The dismissals as directed by the Judicial Council expectedly made the headlines not only in Ghana but in some international news networks, the reason being the weirdness of the stated misbehaviour by the torchbearers of justice.
When those who are bestowed with the onerous task of balancing the scale of justice do otherwise, it casts a slur not only on the image of the judiciary, an arm of government, but challenges the integrity of the country as a whole. Indeed the economy suffers as investors steer away from countries where judges are steeped in graft.
We are elated that for some of the accused persons justice has finally been administered in the spirit of fairness. Others who think they have a case and have commenced a legal battle let them be given all the opportunities they are entitled to under the circumstances. After all, our country is supposed to be ruled by laws and not man’s arbitrariness; we are composing this commentary because of a breach of this principle of justice.
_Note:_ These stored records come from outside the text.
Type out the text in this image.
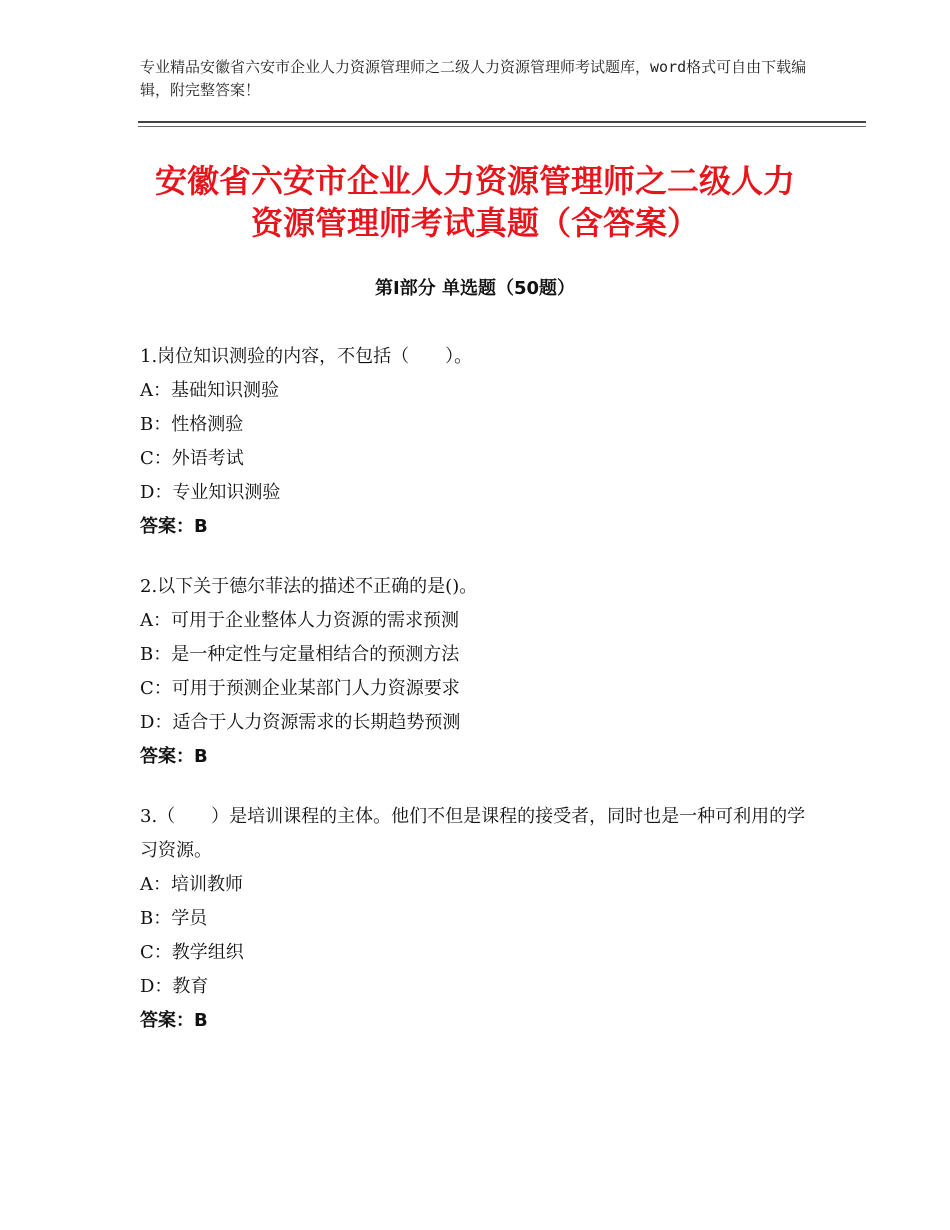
专业精品安徽省六安市企业人力资源管理师之二级人力资源管理师考试题库，word格式可自由下载编辑，附完整答案！
安徽省六安市企业人力资源管理师之二级人力资源管理师考试真题（含答案）
第Ⅰ部分 单选题（50题）

1.岗位知识测验的内容，不包括（　　）。

A：基础知识测验

B：性格测验

C：外语考试

D：专业知识测验

答案：B

2.以下关于德尔菲法的描述不正确的是()。

A：可用于企业整体人力资源的需求预测

B：是一种定性与定量相结合的预测方法

C：可用于预测企业某部门人力资源要求

D：适合于人力资源需求的长期趋势预测

答案：B

3.（　　）是培训课程的主体。他们不但是课程的接受者，同时也是一种可利用的学习资源。

A：培训教师

B：学员

C：教学组织

D：教育

答案：B
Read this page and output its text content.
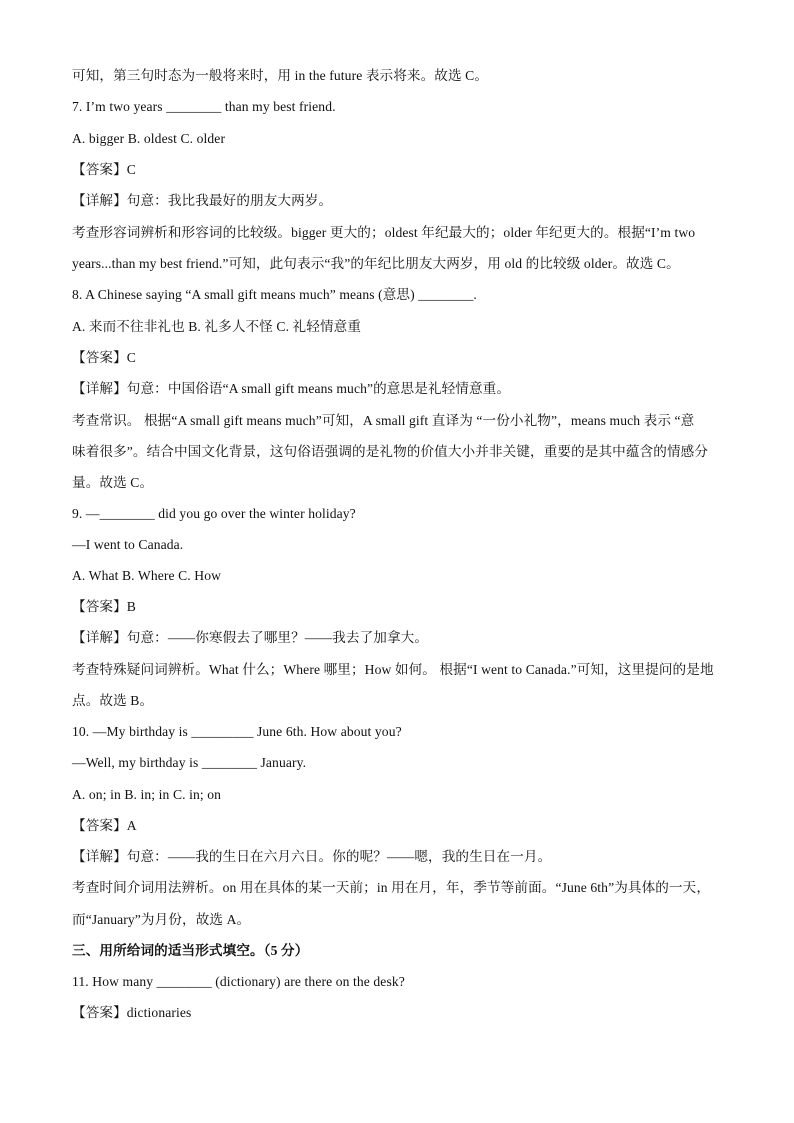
可知，第三句时态为一般将来时，用 in the future 表示将来。故选 C。
7. I’m two years ________ than my best friend.
A. bigger B. oldest C. older
【答案】C
【详解】句意：我比我最好的朋友大两岁。
考查形容词辨析和形容词的比较级。bigger 更大的；oldest 年纪最大的；older 年纪更大的。根据“I’m two
years...than my best friend.”可知，此句表示“我”的年纪比朋友大两岁，用 old 的比较级 older。故选 C。
8. A Chinese saying “A small gift means much” means (意思) ________.
A. 来而不往非礼也 B. 礼多人不怪 C. 礼轻情意重
【答案】C
【详解】句意：中国俗语“A small gift means much”的意思是礼轻情意重。
考查常识。 根据“A small gift means much”可知，A small gift 直译为 “一份小礼物”，means much 表示 “意
味着很多”。结合中国文化背景，这句俗语强调的是礼物的价值大小并非关键，重要的是其中蕴含的情感分
量。故选 C。
9. —________ did you go over the winter holiday?
—I went to Canada.
A. What B. Where C. How
【答案】B
【详解】句意：——你寒假去了哪里？——我去了加拿大。
考查特殊疑问词辨析。What 什么；Where 哪里；How 如何。 根据“I went to Canada.”可知，这里提问的是地
点。故选 B。
10. —My birthday is _________ June 6th. How about you?
—Well, my birthday is ________ January.
A. on; in B. in; in C. in; on
【答案】A
【详解】句意：——我的生日在六月六日。你的呢？——嗯，我的生日在一月。
考查时间介词用法辨析。on 用在具体的某一天前；in 用在月，年，季节等前面。“June 6th”为具体的一天，
而“January”为月份，故选 A。
三、用所给词的适当形式填空。（5 分）
11. How many ________ (dictionary) are there on the desk?
【答案】dictionaries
Ghana is still reeling from the effects of the exposure about corruption in the judiciary; until the evidence-triggered probe, there was nothing to stand on.
The Chief Justice at the press conference held to announce the Judicial Council’s decision against those found culpable assured the nation that efforts would be made to restore the sanctity of the judiciary.
It is a long journey, we can assure all stakeholders who are Ghanaians; but as the Chinese saying goes, “The journey of a thousand miles begins with a step.” It is reassuring that the effort towards that goal of sanctifying the judiciary is going to be pursued by the Chief Justice and like-minded persons at the top of the judiciary.
A determined leadership of the system and the cooperation of members of the public can expedite the achievement of that goal.
Fighting corruption in an economically challenged country is by no means an easy task. There would be resistance, muffled and open, from those who benefit from the social cankerworm.
This group of Ghanaians, ingenious as they are, would improvise fresh means of perpetuating the evil called judicial corruption.
The Judicial Service, with the Chief Justice’s direction, should also be innovative so they can effectively counter the devilish ingenuity of the corrupt who are lurking in the alleys of the judicial system ready to unleash their innovations.